Many teams have been asking us about auto-balancing… and I’m thinking that we’re going to get more questions. So, I’ll try to describe what we do.

First and foremost, it is not just software. The software routine this routine depends on a VERY high traction system, and a powerful machine. We are fortunate to have both. If you have alot of traction in your system, but not much power, your motors will not be able to push the robot quickly enough to get the reaction required to counter-act the bridge tip. If you have power, but not traction, then you’ll spin your wheels and not get the mechanical reaction needed.

Here is the process we follow to balance:

  1. The robot travels up the ramp in low gear (high torque), pushing one goal and pulling the other. The driver is driving in a controlled motion at this time.
  2. Once the robot gets with a foot of being 1/2 way up the ramp, our operator pushes the “Auto-Balance Button”.
  3. Once the button is pushed, the robot takes over. It now travels very slowly up the ramp… while the gyro is looking for an angular change.
  4. Then, the bridge starts to tip, and the Gyro sends a signal to the controller, sensing this angular change.
  5. The controller then tells the drive motors (2 Bosch and 2 Fisher-Price) to back up during a timing loop (for 10"-12")… really fast.
  6. The controller then switches the direction of the drive motors to drive forward about 2"-3".
  7. Voila!

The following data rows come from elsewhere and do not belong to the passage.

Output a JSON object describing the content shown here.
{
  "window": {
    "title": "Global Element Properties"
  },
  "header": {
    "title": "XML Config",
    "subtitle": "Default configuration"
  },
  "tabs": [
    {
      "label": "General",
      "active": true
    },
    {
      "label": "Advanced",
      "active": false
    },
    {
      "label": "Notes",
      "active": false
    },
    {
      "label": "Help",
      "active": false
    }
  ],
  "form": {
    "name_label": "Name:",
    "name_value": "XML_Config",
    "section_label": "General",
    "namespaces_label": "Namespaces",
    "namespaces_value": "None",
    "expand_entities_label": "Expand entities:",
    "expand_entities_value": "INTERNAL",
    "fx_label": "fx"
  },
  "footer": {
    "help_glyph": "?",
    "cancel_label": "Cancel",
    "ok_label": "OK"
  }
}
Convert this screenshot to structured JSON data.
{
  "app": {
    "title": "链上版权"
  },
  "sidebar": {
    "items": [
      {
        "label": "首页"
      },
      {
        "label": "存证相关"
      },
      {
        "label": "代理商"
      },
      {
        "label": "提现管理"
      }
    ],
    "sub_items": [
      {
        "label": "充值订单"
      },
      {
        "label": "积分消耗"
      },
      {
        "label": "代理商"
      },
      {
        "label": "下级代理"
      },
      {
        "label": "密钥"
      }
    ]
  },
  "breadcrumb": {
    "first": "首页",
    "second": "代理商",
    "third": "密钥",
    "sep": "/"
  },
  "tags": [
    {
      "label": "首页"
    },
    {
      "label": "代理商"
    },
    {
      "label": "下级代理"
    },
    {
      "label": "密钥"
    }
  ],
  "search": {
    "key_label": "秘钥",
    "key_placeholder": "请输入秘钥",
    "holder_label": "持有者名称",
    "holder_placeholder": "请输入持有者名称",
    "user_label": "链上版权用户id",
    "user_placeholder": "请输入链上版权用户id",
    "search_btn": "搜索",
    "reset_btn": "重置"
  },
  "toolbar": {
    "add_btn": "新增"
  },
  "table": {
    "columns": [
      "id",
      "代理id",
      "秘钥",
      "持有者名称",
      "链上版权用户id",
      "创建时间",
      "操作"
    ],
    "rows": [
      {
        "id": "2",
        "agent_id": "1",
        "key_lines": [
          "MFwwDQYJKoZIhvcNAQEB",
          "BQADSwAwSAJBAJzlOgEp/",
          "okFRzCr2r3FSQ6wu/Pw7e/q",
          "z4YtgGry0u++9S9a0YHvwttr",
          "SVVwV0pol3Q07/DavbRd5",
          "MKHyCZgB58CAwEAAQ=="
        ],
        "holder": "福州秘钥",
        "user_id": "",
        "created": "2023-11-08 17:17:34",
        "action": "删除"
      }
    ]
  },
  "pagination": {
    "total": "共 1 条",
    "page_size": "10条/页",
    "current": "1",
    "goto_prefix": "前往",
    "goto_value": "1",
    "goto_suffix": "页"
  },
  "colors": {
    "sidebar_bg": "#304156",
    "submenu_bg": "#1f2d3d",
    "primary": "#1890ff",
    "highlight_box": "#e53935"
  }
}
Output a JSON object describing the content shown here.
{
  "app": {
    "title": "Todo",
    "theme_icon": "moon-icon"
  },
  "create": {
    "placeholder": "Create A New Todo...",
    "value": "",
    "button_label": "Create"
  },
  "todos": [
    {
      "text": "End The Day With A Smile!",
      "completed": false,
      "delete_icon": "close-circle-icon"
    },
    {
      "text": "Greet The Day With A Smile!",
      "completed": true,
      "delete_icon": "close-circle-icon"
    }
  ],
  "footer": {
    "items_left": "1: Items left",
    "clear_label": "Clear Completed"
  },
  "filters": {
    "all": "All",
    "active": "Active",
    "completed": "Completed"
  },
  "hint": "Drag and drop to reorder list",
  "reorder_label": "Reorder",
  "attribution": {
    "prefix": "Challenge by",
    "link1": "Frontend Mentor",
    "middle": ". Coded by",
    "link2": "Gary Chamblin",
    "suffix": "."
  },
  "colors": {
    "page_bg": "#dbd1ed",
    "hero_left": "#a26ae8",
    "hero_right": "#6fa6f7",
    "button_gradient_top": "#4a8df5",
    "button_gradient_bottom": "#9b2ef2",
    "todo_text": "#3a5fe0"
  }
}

A balanced robot with two goals. There is enough of a sweet spot that the amount of balls in the goals does not matter.

The second direction change is hard to see… but it stops the robot’s momentum and keeps it from backdriving down the ramp.

There is one big problem with the Gyro… noise. We filter this noise two ways: by mounting it to SPI dampening sheet (page 151) and by a software filter.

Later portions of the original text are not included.